You are viewing a plain text version of this content. The canonical link for it is here.

Posted to user@spark.apache.org by Liam Stewart <li...@gmail.com> on 2014/02/03 20:03:20 UTC

spark streaming questions

I'm looking at adding spark / shark to our analytics pipeline and would
also like to use spark streaming for some incremental computations, but I
have some questions about the suitability of spark streaming.

Roughly, we have events that are generated by app servers based on user
interactions with our system; these events are protocol buffers and sent
through kafka for distribution. For certain events, we'd like to extract
information and update a data store, basically just take a value, check
against what's already in the store, and update - it seems like storm is
more suitable for this task as the events can be processed individually.
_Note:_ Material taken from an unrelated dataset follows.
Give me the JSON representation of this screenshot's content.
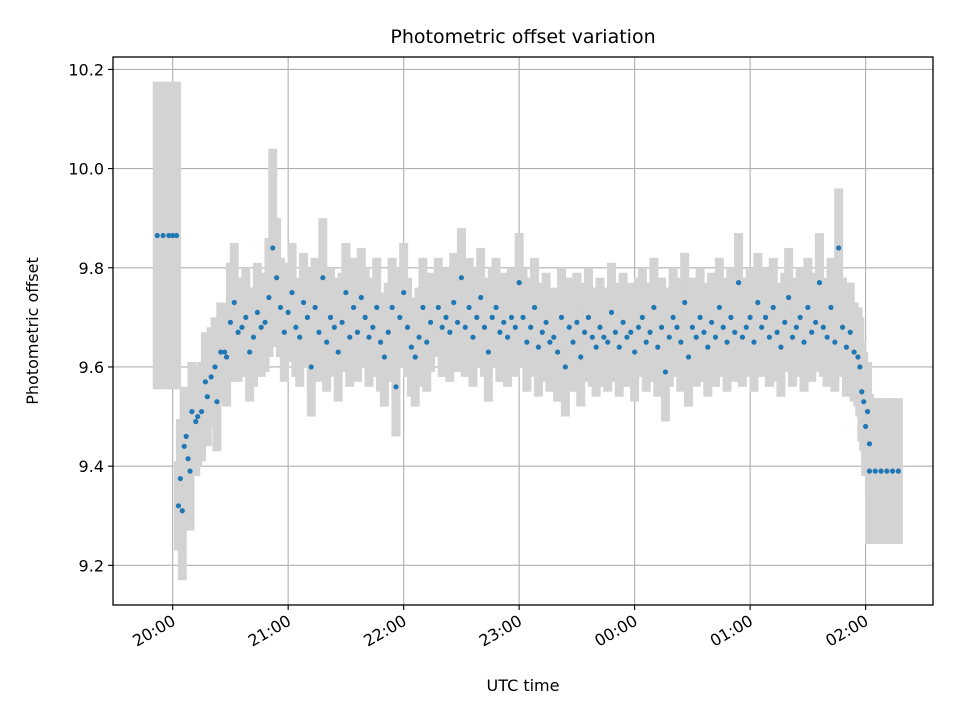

We'd also like to update some statistics incrementally. These are currently
spec'd as 30 or 90 day rolling windows but could end up being longer. We
have O(million) users generating events over these time frames, but the
individual streams are very sparse - generally only a few events per day
per user at most. Writing roll-ups ourselves with storm is a pain while
just running roll-up queries against the database is quite easy, but we're
moving away from that as it does generate a non-negligible amount of load
that we'd rather avoid.

It seems like spark streaming's windows would fit the bill quite well, but
I'm curious how well (if?) such a large number of partitions and long
windows are supported.

One other question that I had right now is with the windows - whether or
not an input falls outside a window is based on spark's notion of when the
input arrives, correct? If our kafka cluster stopped sending data to spark
for a non-negligible amount for some reason, it seems that there would be
the possibility of including extra data in a window.

Thanks,

liam

-- 
Liam Stewart :: liam.stewart@gmail.com

Re: spark streaming questions

Posted by Tathagata Das <ta...@gmail.com>.

Responses inline.


On Mon, Feb 3, 2014 at 11:03 AM, Liam Stewart <li...@gmail.com>wrote:

> I'm looking at adding spark / shark to our analytics pipeline and would
> also like to use spark streaming for some incremental computations, but I
> have some questions about the suitability of spark streaming.
>
> Roughly, we have events that are generated by app servers based on user
> interactions with our system; these events are protocol buffers and sent
> through kafka for distribution. For certain events, we'd like to extract
> information and update a data store, basically just take a value, check
> against what's already in the store, and update - it seems like storm is
> more suitable for this task as the events can be processed individually.
>
> We'd also like to update some statistics incrementally. These are
> currently spec'd as 30 or 90 day rolling windows but could end up being
> longer. We have O(million) users generating events over these time frames,
> but the individual streams are very sparse - generally only a few events
> per day per user at most. Writing roll-ups ourselves with storm is a pain
> while just running roll-up queries against the database is quite easy, but
> we're moving away from that as it does generate a non-negligible amount of
> load that we'd rather avoid.
>
> It seems like spark streaming's windows would fit the bill quite well, but
> I'm curious how well (if?) such a large number of partitions and long
> windows are supported.
>

We have not tested Spark Streaming with very large windows. Though for
window may not be the suitable option here. You should take a look at
updateStateByKey operation of DStreams, that allows you to maintain
arbitrary state and update them with data. That may be more suitable for
the purpose of roll ups. You have to write the roll up function for values
(i.e. statistics) for each key (i.e., for each user). Take a look at the
example -
https://github.com/apache/incubator-spark/blob/master/examples/src/main/scala/org/apache/spark/streaming/examples/StatefulNetworkWordCount.scala?source=c


>
> One other question that I had right now is with the windows - whether or
> not an input falls outside a window is based on spark's notion of when the
> input arrives, correct? If our kafka cluster stopped sending data to spark
> for a non-negligible amount for some reason, it seems that there would be
> the possibility of including extra data in a window.
>
> Yes, Spark Streaming's receiver decides which batch a particular records
falls into based on when the record arrived. Though I didnt get how you can
end up getting *extra* data if kafka stops sending.

TD


> Thanks,
>
> liam
>
> --
> Liam Stewart :: liam.stewart@gmail.com
>